Un collectif a été mis sur pied pour informer les riverains du projet et s'y opposer

Implantée à Frameries depuis 2016, Clarebout Potatoes souhaite s’étendre davantage via l’aménagement d’un congélateur/centre de logistique de produits finis à côté des deux centres de stockage existant mais surtout, via la construction d’une unité de production de frites. Le projet, présenté officiellement à la mi-janvier, doit permettre la création de300 à 500 emplois sur 10 à 15 ans.

Les perspectives sont là mais pour de nombreux riverains, cet argument de l’emploi n’est que poudre aux yeux. Aujourd’hui, la mobilisation s’organise pour s’opposer à ce vaste projet. « J’habite à 100 mètres du zoning. Je m’étais renseigné sur la nature du zoning et je pouvais m’attendre à l’installation de bureaux tout au mieux. Jamais je n’aurais pu imaginer pareil projet… », regrette Sandy Rousseau.

Ce dernier n’est pas le seul à faire part de son dépit. Un collectif a d’ailleurs été constitué pour préparer la défense. « Les habitants de Frameries ne sont pas les seuls à être concernés, ceux de Cuesmes, Genly, Aulnois, Jemappes ou encore Pâturages seront également impactés. Ils subiront les nuisances sonores et olfactives, le charroi,… L’impact sur l’environnement est important et désastreux. »

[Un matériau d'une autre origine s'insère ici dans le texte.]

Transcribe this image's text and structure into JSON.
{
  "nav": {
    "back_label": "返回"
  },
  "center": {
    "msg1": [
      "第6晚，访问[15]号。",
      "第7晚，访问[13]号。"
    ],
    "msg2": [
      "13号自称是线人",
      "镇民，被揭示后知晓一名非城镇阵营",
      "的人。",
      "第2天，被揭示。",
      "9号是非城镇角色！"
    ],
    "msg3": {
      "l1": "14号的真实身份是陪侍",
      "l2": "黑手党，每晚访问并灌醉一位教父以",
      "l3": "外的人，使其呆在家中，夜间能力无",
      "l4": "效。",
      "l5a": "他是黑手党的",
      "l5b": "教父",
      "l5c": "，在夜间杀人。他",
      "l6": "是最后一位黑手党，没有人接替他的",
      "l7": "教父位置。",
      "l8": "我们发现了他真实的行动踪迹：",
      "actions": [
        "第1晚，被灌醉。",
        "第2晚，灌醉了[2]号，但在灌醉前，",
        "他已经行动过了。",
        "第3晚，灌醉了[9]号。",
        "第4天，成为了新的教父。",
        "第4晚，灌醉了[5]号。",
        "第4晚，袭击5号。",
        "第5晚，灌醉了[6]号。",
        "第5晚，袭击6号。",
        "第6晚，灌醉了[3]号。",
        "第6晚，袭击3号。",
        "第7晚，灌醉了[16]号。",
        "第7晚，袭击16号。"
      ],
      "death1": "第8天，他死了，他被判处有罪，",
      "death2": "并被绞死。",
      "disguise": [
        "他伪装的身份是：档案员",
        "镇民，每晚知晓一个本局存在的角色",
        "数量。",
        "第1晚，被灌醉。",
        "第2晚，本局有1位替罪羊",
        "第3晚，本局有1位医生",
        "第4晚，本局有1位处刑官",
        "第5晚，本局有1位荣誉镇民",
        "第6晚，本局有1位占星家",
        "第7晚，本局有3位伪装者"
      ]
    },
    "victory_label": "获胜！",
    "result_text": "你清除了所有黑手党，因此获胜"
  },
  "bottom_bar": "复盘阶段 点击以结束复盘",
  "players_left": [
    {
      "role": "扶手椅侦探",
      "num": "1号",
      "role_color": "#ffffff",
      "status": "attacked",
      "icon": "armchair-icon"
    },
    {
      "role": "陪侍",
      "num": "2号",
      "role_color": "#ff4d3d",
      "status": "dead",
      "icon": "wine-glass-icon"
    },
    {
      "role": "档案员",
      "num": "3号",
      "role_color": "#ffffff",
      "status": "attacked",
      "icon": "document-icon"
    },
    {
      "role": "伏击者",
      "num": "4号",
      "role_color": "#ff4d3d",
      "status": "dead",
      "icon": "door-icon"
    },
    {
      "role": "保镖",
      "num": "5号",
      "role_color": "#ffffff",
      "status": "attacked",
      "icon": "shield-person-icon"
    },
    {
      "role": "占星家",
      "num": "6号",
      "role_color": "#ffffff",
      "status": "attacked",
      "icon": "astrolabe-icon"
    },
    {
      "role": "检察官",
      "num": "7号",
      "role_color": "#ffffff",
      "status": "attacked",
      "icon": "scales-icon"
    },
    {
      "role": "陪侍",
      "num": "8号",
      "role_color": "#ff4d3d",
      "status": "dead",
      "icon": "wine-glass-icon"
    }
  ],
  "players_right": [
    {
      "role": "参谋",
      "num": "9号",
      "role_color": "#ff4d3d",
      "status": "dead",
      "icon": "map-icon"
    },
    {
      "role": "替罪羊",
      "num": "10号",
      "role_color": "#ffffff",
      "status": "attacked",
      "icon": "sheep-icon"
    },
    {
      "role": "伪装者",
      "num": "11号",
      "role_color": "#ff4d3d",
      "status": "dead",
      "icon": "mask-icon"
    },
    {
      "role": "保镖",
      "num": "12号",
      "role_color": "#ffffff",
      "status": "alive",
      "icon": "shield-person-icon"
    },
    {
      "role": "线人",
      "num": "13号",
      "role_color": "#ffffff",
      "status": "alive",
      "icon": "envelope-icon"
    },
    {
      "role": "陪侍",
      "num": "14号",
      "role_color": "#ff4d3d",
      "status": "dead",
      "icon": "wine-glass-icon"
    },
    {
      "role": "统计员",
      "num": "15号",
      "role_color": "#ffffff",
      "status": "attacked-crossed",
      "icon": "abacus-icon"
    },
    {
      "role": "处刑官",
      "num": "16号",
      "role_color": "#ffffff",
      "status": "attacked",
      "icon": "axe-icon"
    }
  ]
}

Dans un premier temps, le collectif souhaite médiatiser le projet. « Nous nous rendons compte que beaucoup de citoyens ne sont pas au courant ou ne sont pas conscients de l’impact que cette usine aura sur leur qualité de vie. Nous voulons les informer et les pousser à nous rejoindre. L’argument de l’emploi ne tient pas la route : nous sommes plusieurs à avoir été visité les sites existants, à Warneton notamment, où il y a environ 75% de travailleurs français et 10% de néerlandophones… »

Et d’ajouter : « Si l’emploi avait véritablement été un argument de poids, les autorités communales en auraient fait un écho durant leur campagne électorale. Mais cela n’a pas été le cas. Pourtant, le projet était déjà connu. Nous ne pouvons qu’être déçus et en colère face à cette attitude. Nous savons que notre marge de manœuvre est limitée mais nous sommes prêts à introduire tous les recours nécessaires.»

Pour l’heure, le processus suit son cours. L’étude d’incidence est lancée et sera suivie d’une enquête publique. Les communes impactées devront rendre un avis favorable ou défavorable mais c’est bien la Région wallonne qui tranchera. Une action citoyenne est par ailleurs prévue aux prochains conseils communaux de Mons et de Frameries.